After a few days away from the Country Park, it’s a treat to arrive to a clear dawn, the fierce orb of the rising sun casting shades of orange and purple across the scattered cloud and sea below.
Even before I cross the park boundary, a fast-moving bird of prey banking around the neighbouring houses catches my eye - my first presumption is an attack run by a Sparrowhawk, but the russet back of a Kestrel takes me by surprise, this small falcon more typically seen hovering over Durlston’s open meadows.
On arrival in the park proper, the unusual so’easterly wind has set our Holm Oak woodlands roaring, while Robins assert their dominance with fluid burbles from the Hawthorn scrub.
Entering South Field, the Sloe berries sit shrivelled on the Blackthorn, the stems of these brutal shrubs thick with the fractal growth of lichens.
Cutting past Small Copse with its shivering crop of Stinking Iris, I enter Lighthouse Field, a pair of Jackdaw racing away into a strong headwind.

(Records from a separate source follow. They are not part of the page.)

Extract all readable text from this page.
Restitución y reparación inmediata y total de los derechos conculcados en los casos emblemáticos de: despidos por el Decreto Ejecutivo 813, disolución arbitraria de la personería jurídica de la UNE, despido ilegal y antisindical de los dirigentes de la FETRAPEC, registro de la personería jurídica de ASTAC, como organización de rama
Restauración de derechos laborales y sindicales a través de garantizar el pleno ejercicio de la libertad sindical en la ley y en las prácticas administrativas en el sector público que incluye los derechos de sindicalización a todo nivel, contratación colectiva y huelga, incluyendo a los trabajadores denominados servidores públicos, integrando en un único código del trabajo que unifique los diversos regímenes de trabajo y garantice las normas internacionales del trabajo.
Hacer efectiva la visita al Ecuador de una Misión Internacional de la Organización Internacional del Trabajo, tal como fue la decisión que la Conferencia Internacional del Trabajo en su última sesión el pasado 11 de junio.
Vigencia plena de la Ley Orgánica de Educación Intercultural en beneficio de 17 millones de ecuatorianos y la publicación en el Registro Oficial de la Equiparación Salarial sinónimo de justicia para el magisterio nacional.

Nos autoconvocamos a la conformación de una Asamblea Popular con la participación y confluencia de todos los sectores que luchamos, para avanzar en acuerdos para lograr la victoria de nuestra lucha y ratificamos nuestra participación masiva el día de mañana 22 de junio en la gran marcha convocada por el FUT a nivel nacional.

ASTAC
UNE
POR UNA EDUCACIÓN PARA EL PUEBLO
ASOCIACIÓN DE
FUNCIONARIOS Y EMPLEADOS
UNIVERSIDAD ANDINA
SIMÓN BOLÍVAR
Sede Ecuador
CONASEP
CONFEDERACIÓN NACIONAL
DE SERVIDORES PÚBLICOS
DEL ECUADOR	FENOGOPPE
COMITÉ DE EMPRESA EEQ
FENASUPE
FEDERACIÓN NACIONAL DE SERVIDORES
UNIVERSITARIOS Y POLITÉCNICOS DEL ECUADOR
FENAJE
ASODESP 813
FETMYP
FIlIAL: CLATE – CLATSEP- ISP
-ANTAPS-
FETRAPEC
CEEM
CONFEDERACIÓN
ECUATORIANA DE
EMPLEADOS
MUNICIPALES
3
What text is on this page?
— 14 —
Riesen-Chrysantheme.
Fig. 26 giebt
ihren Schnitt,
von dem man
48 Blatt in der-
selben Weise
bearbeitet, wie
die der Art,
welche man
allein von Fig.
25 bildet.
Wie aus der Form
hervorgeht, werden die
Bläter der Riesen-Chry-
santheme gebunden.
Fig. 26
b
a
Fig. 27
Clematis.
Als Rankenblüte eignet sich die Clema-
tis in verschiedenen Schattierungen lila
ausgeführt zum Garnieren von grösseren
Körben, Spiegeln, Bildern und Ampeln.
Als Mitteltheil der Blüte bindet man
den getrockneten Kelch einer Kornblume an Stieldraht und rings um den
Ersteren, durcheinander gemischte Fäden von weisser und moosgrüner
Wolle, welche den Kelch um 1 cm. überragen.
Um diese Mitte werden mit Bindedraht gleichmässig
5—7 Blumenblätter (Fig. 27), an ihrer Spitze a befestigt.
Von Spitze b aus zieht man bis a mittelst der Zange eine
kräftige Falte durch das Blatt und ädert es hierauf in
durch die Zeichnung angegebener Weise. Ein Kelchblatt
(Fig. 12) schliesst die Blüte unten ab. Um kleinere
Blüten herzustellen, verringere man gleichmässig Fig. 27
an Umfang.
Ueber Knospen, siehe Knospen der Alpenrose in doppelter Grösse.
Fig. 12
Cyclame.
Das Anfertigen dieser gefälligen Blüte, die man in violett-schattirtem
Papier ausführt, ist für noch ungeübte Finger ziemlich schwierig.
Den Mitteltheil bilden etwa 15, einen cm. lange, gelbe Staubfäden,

In my absence, the volunteers have been hard at work pushing back the encroaching Bramble along the edge of drystone wall - the south-facing, sheltered divots from historic quarrying fantastic for botanical biodiversity if woodier species are managed.
Nearing the head of the Gully, the muddy surface of the Herston Trail reveals a busy night for our resident Roe Deer, their ‘slots’ superimposed over the prints of yesterday’s dog walkers.
Pausing at the wooden bridge, a pair of avian silhouettes appear, furiously chasing one another while backlit by the rising sun.
Dogfighting north, it’s a little early for Sparrowhawks for be pairing up – the male had better tread carefully, as they are on occasion predated by the larger females!